2017 Artifact Collection

2 Rooms Contemporary Art Projects in Duntara, Bonavista Bay is similar to many other rural communities where fishing was a way of life. With the decline of the cod fishery many outports, similar to Duntara, were resettled to locations closer to roads and services. The 1,010 artifacts in the collection have been gathered from a variety of places on the Bonavista peninsula: old dumpsites,  abandoned houses, stores and sheds, foundation rock piles, old roads and walking trails.  The Artifact Catalogue is a photographic documentation of every object in the collection, creating an important historical and cultural context for 2 Rooms Contemporary Art Projects. The artifacts, and the historical fisherman’s saltbox in which they are housed, provide a departure point for contemporary art  production in 2 Rooms Gallery and Artist Residency.

2016 Displacement

Eggs stolen and collected, ordered and catalogued. Similar yet unique, each egg represents what it might become. Displaced and re-assembled in (salt)boxes with siblings, the eggs both contain and are contained. Boxes gathered from forgotten places, dislodged from stores, sheds and homes.  Emptied, like the saltbox houses of outport communities, their simple forms suggest utility and practical construction.  Modest structures cobbled together in modest times by modest means. At once container and void, these boxes hold familial memories and frame future potentiality.

2015 Bugs, Artifacts, Flag

Catherine Beaudette presents the fourth in a series of annual displays that explore the visual and conceptual rhetoric of museological practice.  This year, in response to Nature Factory, Beaudette has assembled specimens and artifacts that explore relationships of nature and culture. Bugs & Artifacts remind us how tools emulate appendages, and use determines form. Flag presents a familiar cultural image made entirely of natural specimens. Collections of objects are displayed on tables and walls, to present a visual understanding of the world around us. 

 

2014 Zip-locks 2000 and Buoys

Catherine Beaudette presents the third in a series of annual displays that explore the visual and conceptual rhetoric of museological practice. This exhibition features 366 zip-lock bags, one for each day of the year 2000.
Every day in 2000, Beaudette collected an object, placed it in a zip-lock bag and recorded the date and location. During that year she lived in Toronto, Newfoundland and Italy, collecting ‘daily artifacts’ from each location. The resulting collection of material culture documents the first year of the 21st century.  


2013 Epitaph

2012 Seashore Life

Catherine Beaudette presents a continuing series of annual displays that explore the visual and conceptual rhetoric of museological presentations.
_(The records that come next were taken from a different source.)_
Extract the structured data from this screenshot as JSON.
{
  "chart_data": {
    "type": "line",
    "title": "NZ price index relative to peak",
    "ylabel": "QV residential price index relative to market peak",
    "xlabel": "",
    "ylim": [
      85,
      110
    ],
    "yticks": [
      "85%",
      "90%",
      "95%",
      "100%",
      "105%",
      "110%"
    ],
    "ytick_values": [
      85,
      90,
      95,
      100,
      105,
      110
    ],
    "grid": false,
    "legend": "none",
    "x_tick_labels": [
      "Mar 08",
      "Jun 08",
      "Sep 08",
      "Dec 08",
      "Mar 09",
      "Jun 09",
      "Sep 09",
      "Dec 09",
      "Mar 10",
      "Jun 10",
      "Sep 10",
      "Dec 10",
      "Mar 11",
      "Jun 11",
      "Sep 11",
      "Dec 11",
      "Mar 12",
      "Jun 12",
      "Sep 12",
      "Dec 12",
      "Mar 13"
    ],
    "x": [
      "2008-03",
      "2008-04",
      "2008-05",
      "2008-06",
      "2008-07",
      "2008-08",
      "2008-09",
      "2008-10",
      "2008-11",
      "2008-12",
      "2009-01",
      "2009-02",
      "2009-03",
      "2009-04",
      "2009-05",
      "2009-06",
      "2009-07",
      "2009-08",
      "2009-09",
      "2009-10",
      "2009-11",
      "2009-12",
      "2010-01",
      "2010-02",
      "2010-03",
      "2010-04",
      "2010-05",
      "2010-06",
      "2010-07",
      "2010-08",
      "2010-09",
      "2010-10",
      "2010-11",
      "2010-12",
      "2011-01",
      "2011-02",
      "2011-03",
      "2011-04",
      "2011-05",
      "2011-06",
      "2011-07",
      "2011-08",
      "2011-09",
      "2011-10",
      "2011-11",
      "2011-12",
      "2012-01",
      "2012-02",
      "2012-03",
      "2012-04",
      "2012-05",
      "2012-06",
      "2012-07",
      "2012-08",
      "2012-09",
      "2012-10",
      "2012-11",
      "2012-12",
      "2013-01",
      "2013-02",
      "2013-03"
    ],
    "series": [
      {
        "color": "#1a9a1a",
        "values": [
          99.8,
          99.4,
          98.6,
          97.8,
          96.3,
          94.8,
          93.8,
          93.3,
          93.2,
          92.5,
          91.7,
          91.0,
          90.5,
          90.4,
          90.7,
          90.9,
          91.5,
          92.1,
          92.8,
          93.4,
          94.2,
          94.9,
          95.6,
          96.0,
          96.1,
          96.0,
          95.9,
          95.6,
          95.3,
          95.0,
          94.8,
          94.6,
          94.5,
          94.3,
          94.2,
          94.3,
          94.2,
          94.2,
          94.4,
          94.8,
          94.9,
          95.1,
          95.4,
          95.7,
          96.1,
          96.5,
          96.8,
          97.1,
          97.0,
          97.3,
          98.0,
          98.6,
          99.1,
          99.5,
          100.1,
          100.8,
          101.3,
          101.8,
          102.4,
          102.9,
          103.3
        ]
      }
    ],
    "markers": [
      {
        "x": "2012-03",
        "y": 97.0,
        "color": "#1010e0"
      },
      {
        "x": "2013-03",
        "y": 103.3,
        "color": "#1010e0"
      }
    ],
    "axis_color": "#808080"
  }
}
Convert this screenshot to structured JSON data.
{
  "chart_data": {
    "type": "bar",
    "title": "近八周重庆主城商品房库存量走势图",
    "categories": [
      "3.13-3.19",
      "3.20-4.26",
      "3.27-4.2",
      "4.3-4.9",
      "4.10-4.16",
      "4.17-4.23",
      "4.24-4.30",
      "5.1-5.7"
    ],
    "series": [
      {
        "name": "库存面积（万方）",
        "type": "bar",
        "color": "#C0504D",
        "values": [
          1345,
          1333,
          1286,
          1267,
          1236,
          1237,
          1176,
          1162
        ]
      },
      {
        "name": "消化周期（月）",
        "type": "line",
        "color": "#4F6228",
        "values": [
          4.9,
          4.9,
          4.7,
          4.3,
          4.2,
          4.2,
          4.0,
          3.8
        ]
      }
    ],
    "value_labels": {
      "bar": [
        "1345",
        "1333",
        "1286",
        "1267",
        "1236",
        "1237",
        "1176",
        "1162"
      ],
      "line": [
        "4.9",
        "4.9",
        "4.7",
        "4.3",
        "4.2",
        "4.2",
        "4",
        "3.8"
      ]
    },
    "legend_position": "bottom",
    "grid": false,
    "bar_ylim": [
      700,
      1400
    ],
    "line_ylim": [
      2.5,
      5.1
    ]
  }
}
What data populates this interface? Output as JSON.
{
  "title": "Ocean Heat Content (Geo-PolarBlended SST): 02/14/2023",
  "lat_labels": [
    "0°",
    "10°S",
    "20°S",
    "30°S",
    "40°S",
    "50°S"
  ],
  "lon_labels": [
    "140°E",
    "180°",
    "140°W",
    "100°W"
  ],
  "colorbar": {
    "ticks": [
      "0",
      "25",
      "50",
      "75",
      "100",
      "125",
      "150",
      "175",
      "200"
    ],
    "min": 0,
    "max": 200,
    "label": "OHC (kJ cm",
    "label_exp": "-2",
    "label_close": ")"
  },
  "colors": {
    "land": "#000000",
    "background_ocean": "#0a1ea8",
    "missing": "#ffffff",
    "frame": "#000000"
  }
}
Each exhibition introduces a number of artifacts and natural specimens from her extensive collection.  Reordering rusted rural relics and older oceanic items, Beaudette traverses boundaries that are often constructed to separate nature from culture and the past from the present.

Gathered over a decade from beaches and abandoned buildings, the objects and fragments have been stored in a shed at the far end of town. Gradually it became apparent that a museum would be needed to contain the accumulation. The incarnation of this museum is on the edge; Longshore, Broad Cove, Duntara, Bonavista Bay, Newfoundland is a dead end road. The location is strategic, en route half way to the continent. Isolated on an ocean island, itself a geographic fragment, the museum attempts to oscillate within a network of critical disciplines: archaeology, anthropology, natural history and visual art. 

The rendering of forms, from object to paint or specimen to collection, the idea of rendering the past into something concrete, solid, and tangible is an ironic or inherent quality of this work. As a process that both upholds and questions that what it seeks to critically engage; the finite and temporal representation of history, this museum orbits the many discourses of material culture.  The works that comprise it attempt to navigate the doubling and tripling up of the many ways of thinking about and looking at the world around us.